Study suggests London housing fears delaying parenthood
Almost one in four Londoners aged between 31 and 44 are delaying having children because of the lack of affordable housing, new figures suggest.
A YouGov survey commissioned by Shelter found that 23% of people that age - 233,000 - said they were putting off becoming parents because of housing.
Nationally the figure was 20%.
In London, the average house price is more than eight times higher than the average income.
Homeless charity Shelter said the high cost of homes in the capital and the large deposits required by lenders meant that growing numbers of Londoners were unable to buy a home.
Kay Boycott, director of communications, policy and campaigns at Shelter, said it was "heartbreaking" that thousands of people in London were forced to put their "lives on hold".
She said: "Particularly in London, more and more couples are finding that despite working hard and saving hard, they're still priced out of a stable and affordable home.
"Instead they're trapped in rented housing where landlords can evict them or raise the rent at any time, and we know that many simply don't think this is a suitable place to raise a family."
Netmums founder Sally Russell said people's delaying of parenthood was "simply shocking".
She said there was a danger some were leaving it too late to ever have children.

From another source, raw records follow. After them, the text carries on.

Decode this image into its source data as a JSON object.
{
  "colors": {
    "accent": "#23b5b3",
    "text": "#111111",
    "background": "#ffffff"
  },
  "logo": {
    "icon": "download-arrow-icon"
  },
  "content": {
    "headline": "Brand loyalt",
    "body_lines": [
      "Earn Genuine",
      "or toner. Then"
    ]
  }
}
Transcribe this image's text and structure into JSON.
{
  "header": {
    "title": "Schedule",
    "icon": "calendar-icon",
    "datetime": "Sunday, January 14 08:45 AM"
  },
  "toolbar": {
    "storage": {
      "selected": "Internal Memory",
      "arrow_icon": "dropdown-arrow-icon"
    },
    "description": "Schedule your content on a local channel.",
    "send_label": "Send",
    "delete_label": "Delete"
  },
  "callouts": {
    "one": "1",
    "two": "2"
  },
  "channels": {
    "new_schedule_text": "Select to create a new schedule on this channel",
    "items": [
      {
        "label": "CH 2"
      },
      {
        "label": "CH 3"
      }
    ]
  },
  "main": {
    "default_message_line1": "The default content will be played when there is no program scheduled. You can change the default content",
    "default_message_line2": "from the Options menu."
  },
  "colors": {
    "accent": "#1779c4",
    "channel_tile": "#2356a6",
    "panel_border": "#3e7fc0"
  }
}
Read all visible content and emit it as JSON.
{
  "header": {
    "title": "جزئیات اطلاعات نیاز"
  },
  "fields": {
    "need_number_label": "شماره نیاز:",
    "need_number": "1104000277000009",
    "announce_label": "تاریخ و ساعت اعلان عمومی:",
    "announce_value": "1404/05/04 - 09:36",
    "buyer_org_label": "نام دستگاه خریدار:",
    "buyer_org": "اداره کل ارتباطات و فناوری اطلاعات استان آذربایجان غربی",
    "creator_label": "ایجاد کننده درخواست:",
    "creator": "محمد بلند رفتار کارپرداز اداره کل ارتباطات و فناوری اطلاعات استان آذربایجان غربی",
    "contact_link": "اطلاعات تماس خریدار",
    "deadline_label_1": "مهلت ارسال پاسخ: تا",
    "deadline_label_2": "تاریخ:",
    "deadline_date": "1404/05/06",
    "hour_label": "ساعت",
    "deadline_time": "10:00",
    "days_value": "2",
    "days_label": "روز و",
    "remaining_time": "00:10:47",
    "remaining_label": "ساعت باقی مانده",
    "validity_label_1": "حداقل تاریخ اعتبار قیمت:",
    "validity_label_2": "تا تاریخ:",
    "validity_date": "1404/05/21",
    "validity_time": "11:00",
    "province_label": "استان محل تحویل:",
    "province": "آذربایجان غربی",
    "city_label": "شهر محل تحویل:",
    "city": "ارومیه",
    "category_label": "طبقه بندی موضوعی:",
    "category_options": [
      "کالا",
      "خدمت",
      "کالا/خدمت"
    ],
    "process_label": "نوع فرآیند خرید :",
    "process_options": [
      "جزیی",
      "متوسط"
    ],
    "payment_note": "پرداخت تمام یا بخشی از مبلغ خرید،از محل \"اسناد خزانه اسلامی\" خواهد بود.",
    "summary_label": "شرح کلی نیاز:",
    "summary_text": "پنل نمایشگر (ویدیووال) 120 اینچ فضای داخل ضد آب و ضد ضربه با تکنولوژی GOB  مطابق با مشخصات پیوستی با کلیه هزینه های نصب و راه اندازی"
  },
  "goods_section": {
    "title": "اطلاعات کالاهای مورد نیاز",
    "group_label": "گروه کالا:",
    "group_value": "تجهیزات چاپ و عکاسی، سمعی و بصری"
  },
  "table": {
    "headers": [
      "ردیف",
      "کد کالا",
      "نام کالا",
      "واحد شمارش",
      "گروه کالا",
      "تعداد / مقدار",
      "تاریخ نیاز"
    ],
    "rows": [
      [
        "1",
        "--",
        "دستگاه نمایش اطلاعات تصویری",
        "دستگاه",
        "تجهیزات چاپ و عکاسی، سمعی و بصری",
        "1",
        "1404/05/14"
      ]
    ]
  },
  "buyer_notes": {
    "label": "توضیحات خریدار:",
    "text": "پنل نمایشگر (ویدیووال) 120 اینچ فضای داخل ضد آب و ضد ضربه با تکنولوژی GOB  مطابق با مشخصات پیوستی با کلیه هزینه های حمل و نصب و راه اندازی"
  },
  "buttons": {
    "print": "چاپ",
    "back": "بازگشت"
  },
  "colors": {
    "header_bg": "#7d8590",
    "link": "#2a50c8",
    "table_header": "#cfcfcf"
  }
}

For the survey, market research agency YouGov questioned 5,379 adults living in Britain.
Last week, in a report for the government, Sir Adrian Montague made a series of recommendations for speeding up the timescale for building privately rented homes.
David Orr, chief executive of the National Housing Federation, said: "We are not building nearly enough new homes."
But he argued that Sir Adrian's suggestions would not solve the affordable housing problem.